Tante Alexandra était très vieille, elle n'avait jamais été mariée, certains disaient que c'était cela qui l'avait rendue aigrie. Un jour, après la messe, elle était venue manger à la maison. Je n'étais pas censée entendre cela, mais elle avait fait des insinuations sur notre naissance, comme quoi nous ressemblions trop à papa pour que ce soit le fruit du hasard. Quelques années plus tard, en y repensant, j'ai compris qu'elle avait insinué que Colin et moi étions des bâtards. Elle n'est plus revenue après cela. Parfois, lorsque papa nous racontait qu'il l'avait croisé au village, il ne se privait pas pour l'insulter.

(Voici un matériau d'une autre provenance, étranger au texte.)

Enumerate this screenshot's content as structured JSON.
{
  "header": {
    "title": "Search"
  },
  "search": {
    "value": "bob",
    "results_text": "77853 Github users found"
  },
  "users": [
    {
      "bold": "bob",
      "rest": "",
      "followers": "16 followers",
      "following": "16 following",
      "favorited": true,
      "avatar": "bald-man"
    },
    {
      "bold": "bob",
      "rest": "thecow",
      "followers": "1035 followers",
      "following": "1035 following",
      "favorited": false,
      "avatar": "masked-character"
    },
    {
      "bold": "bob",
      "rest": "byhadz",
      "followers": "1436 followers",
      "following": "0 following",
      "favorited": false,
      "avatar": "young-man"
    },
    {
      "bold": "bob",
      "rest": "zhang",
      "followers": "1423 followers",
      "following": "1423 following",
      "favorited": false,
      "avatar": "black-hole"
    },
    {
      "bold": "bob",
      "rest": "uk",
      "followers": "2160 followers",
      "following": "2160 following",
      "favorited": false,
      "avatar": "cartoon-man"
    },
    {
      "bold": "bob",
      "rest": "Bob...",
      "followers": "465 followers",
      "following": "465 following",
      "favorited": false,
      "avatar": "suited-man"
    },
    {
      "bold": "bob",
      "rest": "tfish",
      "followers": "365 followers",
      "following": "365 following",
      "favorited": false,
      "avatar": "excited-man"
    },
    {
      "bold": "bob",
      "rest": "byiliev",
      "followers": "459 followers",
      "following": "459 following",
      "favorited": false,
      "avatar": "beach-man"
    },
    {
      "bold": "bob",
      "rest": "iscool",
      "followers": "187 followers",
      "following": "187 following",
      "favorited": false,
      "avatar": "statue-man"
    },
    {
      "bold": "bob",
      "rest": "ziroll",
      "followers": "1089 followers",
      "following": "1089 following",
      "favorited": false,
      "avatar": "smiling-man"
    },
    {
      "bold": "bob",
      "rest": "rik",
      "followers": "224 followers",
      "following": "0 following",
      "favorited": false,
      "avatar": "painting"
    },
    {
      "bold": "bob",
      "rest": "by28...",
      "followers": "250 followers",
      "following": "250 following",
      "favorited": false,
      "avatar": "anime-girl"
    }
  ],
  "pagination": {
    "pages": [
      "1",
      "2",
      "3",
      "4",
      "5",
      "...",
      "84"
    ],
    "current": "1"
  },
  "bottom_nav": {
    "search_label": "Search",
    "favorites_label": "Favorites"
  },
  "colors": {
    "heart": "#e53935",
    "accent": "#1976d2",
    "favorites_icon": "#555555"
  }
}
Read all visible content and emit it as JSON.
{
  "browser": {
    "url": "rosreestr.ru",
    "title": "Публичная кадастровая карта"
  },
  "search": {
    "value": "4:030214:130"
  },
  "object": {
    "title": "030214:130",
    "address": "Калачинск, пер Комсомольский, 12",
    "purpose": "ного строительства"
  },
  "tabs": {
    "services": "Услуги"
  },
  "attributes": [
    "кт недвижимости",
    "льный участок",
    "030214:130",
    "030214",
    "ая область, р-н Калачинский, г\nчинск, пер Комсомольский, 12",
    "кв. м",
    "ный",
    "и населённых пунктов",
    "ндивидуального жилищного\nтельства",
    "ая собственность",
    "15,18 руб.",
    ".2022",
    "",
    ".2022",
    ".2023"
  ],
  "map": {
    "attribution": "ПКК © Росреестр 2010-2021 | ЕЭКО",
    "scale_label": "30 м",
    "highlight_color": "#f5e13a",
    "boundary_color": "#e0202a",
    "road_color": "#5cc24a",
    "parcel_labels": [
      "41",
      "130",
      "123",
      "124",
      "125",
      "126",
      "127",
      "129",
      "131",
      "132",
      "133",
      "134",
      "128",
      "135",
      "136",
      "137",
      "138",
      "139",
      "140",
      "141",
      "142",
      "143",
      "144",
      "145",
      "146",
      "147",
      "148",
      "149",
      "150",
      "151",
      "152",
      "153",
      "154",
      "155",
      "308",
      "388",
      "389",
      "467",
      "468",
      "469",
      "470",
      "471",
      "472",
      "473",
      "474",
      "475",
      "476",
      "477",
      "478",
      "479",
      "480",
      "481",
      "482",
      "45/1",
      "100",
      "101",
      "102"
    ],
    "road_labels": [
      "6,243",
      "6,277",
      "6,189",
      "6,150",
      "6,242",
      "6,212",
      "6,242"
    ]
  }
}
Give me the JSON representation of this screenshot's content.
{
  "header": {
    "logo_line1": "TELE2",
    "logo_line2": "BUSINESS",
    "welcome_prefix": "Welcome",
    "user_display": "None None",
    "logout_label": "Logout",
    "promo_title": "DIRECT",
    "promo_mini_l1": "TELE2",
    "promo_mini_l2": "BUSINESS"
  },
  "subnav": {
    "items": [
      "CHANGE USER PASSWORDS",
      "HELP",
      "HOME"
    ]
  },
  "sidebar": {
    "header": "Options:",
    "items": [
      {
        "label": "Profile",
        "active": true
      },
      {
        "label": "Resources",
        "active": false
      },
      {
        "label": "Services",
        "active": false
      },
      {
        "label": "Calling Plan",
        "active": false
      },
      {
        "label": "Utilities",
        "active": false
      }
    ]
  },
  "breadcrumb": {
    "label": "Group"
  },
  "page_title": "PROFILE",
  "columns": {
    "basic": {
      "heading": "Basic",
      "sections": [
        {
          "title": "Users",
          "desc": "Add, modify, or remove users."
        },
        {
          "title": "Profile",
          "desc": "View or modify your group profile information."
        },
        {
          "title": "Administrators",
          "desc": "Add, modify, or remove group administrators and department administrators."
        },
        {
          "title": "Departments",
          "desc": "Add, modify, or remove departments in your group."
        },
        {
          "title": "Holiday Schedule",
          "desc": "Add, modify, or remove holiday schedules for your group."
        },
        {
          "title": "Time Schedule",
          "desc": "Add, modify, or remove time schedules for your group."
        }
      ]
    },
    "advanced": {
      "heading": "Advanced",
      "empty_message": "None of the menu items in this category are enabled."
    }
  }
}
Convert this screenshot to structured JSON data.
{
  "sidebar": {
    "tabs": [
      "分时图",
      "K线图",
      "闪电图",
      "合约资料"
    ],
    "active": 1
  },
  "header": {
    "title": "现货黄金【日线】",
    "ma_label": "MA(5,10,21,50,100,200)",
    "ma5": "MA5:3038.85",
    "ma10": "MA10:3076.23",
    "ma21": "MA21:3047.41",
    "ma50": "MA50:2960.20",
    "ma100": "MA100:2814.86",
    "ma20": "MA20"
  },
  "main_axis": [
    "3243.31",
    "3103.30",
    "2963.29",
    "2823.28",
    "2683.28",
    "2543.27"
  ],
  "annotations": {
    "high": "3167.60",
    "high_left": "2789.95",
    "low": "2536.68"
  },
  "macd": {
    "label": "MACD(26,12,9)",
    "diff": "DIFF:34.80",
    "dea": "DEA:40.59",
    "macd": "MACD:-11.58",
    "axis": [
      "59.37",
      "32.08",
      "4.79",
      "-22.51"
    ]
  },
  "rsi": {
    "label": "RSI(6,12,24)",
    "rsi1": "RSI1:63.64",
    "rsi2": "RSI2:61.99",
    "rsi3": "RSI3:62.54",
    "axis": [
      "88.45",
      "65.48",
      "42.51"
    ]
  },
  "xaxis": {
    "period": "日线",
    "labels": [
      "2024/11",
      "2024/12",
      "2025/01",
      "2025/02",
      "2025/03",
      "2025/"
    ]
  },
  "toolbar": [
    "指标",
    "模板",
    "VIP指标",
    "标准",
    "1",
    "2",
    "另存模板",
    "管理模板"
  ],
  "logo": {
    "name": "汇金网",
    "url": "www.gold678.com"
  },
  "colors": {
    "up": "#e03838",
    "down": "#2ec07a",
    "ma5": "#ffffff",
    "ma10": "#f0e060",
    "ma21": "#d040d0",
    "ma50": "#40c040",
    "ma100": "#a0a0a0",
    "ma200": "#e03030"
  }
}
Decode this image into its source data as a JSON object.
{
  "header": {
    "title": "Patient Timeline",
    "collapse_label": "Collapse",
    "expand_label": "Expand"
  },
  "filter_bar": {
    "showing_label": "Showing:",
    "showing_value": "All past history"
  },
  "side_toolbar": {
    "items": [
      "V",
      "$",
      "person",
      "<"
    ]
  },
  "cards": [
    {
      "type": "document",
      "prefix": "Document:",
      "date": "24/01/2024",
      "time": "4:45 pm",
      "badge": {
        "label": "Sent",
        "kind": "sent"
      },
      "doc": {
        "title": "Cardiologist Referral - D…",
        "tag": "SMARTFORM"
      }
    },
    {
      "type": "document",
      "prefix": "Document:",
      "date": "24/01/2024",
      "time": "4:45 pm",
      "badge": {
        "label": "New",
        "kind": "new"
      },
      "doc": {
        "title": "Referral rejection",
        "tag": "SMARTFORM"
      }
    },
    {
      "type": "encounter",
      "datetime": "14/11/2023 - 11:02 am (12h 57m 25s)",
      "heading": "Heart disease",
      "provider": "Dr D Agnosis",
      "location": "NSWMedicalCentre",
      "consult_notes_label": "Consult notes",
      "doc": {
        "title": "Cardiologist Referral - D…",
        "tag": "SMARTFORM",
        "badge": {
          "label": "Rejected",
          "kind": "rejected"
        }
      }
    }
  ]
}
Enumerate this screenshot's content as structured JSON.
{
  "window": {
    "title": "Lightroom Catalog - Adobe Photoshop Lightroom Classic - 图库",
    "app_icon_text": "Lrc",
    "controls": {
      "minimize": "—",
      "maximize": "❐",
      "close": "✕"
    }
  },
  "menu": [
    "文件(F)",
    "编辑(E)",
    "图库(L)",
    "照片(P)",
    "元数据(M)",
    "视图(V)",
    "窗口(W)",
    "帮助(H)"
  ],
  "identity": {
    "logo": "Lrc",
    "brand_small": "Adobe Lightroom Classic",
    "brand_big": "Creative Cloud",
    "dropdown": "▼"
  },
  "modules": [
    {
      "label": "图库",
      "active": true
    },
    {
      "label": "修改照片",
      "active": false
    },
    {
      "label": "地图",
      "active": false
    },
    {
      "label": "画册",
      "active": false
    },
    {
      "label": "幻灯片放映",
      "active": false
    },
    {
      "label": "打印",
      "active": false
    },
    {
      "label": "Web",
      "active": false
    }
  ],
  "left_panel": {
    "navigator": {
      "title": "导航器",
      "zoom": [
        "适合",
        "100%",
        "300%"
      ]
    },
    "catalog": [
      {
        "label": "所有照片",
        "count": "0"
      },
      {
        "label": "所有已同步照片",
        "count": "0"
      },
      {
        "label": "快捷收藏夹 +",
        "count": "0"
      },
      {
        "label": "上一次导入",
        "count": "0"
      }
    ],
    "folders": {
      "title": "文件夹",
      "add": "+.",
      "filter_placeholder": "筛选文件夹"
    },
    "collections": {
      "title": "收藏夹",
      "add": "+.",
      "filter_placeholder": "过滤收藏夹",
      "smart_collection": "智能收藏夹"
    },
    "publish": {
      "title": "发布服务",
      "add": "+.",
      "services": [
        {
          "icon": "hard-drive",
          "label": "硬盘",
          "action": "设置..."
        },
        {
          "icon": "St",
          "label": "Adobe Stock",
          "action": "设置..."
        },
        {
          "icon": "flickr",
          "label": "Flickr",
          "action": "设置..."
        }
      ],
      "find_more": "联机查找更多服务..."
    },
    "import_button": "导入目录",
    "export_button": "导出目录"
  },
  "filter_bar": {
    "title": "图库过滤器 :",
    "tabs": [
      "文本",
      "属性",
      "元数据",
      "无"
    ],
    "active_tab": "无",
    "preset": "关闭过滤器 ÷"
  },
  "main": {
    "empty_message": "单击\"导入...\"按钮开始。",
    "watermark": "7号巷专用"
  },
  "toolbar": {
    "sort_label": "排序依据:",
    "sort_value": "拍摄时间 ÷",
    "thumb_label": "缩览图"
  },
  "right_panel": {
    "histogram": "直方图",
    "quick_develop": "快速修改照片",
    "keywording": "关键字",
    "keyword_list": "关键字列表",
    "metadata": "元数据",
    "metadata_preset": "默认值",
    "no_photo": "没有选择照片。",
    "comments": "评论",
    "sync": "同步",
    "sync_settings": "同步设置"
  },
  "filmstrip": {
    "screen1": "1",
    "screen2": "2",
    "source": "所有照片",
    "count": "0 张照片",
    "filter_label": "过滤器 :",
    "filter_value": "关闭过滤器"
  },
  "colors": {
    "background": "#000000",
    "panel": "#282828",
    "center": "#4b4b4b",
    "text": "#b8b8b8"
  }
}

Cette année 3261 fut marquée par une suite de découvertes, de rencontres et de premières fois.

Le 25 janvier, j'avais fêté mon anniversaire pour la première fois, la date n'était pas sûre, mais c'était celle inscrite sur mes papiers. Mr. Brew m'avait envoyé une lettre à laquelle je répondis. Mais le plus incroyable fut d'avoir un cadeau, et quel cadeau : un poney. Je ne leur dis pas, mais au début, je fus déçue que ce ne soit pas un cheval. Finalement, cela s'oublia vite, lorsque papa me laissa monter le dos de l'animal. Et comme je l'avais demandé, on me laissa monter comme un homme et pas en amazone.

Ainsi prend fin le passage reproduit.